Qué aburrimiento
Ser aburrido es un signo de prestigio en algunos círculos intelectuales. Se cree, desde esa perspectiva, que la prosa debe ser oscura y que la poesía debe parecer una mala traducción del bengalí.
Un ejemplo globalizado de esa oscuridad premeditada es Julio Ortega, un ensayista tiznado que ha hecho de las sombras un gran negocio en Estados Unidos.
Autoexportado como producto no tradicional desde su Cabana probable, Ortega ha extremado hasta el retorcimiento acrobático eso de escribir enredado para parecer inteligente.
Sus párrafos son ladrillos de erudición solapera, el humo que rodea sus insoportables ensayos es espeso, sus conceptos son obviedades recicladas y la música de esos ensayos umbrosos es un eterno adagio donde la palabra inmanencia no puede fallar.
Ortega no escribe sino que dirige su propio teatro negro de Praga. Como la cosa ya no le funcionaba aquí se fue a los Estados Unidos, donde su éxito ha sido indiscutible entre los académicos naif y las estudiantes que tienen ojos azules y cuerpos de paz.
La oscuridad es el requisito inexorable para ser aburrido (aunque no el único).De más está decir que la brea que chorrea cada línea escrita por Ortega lo convierte en uno de los críticos más aburridos de la historia del idioma castellano, incluyendo en el ranking los ensayos de Amado Alonso sobre Neruda y las aproximaciones de Marcelino Menéndez y Pelayo a los heterodoxos españoles.
Si usted sufre de insomnio o de inquietud paranoide, una lectura de Ortega lo volverá catatónico por unas horas. Por eso se dice que Ortega es un escritor de cabecera.
Los chismes maledicientes de la diáspora peruana en los Estados Unidos afirman que, próximamente, los libros de este escritor inescrutable vendrán con miligramaje incluido, como cualquier Diazepán, y que una alianza estratégica con un laboratorio quizás lo pueda hacer rico, que es su verdadero sueño académico.
Como se sabe, el aburrimiento consiste en no tener idea del tiempo ajeno. También en considerar la claridad un enemigo a abatir. También un modo solemne de ser huachafo. También un modo de ser conchudo porque escribir en borrador es fácil pero hacerlo para que se entienda ya es una tarea de difícil pronóstico.
Hay aburridos escritos pero los hay también orales. Un aburrido oral notorio es Luis Bedoya Reyes, a quien las decepciones han dejado mudo pero que antes se pegaba unos discursos que parecían calcados de una versión de Las mil y una noches pero sin calatas ni decapitaciones, o sea sin nada que importara.

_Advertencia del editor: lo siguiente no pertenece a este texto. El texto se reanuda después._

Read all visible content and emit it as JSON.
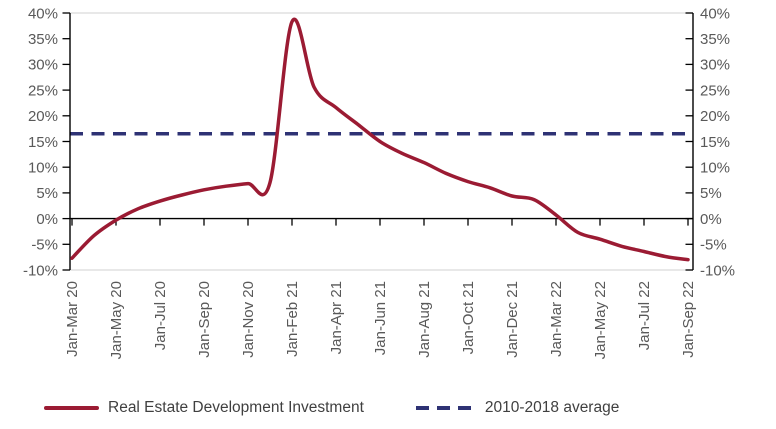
{
  "chart_data": {
    "type": "line",
    "title": "",
    "x_axis": {
      "tick_labels": [
        "Jan-Mar 20",
        "Jan-May 20",
        "Jan-Jul 20",
        "Jan-Sep 20",
        "Jan-Nov 20",
        "Jan-Feb 21",
        "Jan-Apr 21",
        "Jan-Jun 21",
        "Jan-Aug 21",
        "Jan-Oct 21",
        "Jan-Dec 21",
        "Jan-Mar 22",
        "Jan-May 22",
        "Jan-Jul 22",
        "Jan-Sep 22"
      ],
      "points_per_tick": 2,
      "label_rotation_deg": -90
    },
    "y_axis": {
      "min": -10,
      "max": 40,
      "step": 5,
      "tick_labels": [
        "40%",
        "35%",
        "30%",
        "25%",
        "20%",
        "15%",
        "10%",
        "5%",
        "0%",
        "-5%",
        "-10%"
      ],
      "mirrored_right_axis": true,
      "zero_baseline": true
    },
    "grid": "off",
    "legend_position": "bottom",
    "series": [
      {
        "name": "Real Estate Development Investment",
        "type": "smooth-line",
        "color": "#9B1B33",
        "values": [
          -7.7,
          -3.3,
          -0.3,
          1.9,
          3.4,
          4.6,
          5.6,
          6.3,
          6.8,
          7.0,
          38.3,
          25.6,
          21.6,
          18.3,
          15.0,
          12.7,
          10.9,
          8.8,
          7.2,
          6.0,
          4.4,
          3.7,
          0.7,
          -2.7,
          -4.0,
          -5.4,
          -6.4,
          -7.4,
          -8.0
        ]
      },
      {
        "name": "2010-2018 average",
        "type": "constant-dashed-line",
        "color": "#2E3274",
        "value": 16.5
      }
    ]
  },
  "colors": {
    "investment_line": "#9B1B33",
    "average_line": "#2E3274",
    "axis_line": "#000000",
    "plot_border": "#D9D9D9",
    "tick_text": "#595959",
    "legend_text": "#404040"
  }
}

Bedoya podía hablar una hora y no decir nada. Podía hablar dos horas y no decir nada. Un día habló tres horas y tampoco dijo nada.
Al final su voz era como el arrullo de las olas después de haberte comido dos cebiches encervezados y lo único que quedaba claro de su mensaje es que el tipo tenía el carro en neutro y el dedito en ristre.
¿Cómo hizo Bedoya para no decir nada y ser tres veces candidato a la Presidencia?Pues por eso, precisamente. En el país que inventó el jarabe de lengua, el concepto al vacío, la mermelada tipográfica, el cuento chino, la visa mágica y el espárrago de coca, un tipo que habla sin decir es un tipazo.
Hay en el Perú una tendencia de lo más cursi a alabar algunos aburrimientos. Un ejemplo sonante de esto es lo que la crítica especializada ha escrito sobre Flores rotas, una película a la que parecen sobrarle no menos de 50 minutos y que tiene en largos pasajes el ritmo de una pieza doliente de viola interpretada por un agonizante.
Y, sin embargo, la crítica especializada la ha puesto por las nubes. ¿Será porque imita –sólo imita– las morosidades de Eric Rohmer? No lo sé. Sólo sé que no será la primera vez que los críticos nos encandilan con una película que tiene muchos méritos pero que está lejísimos de ser algo tan recomendable.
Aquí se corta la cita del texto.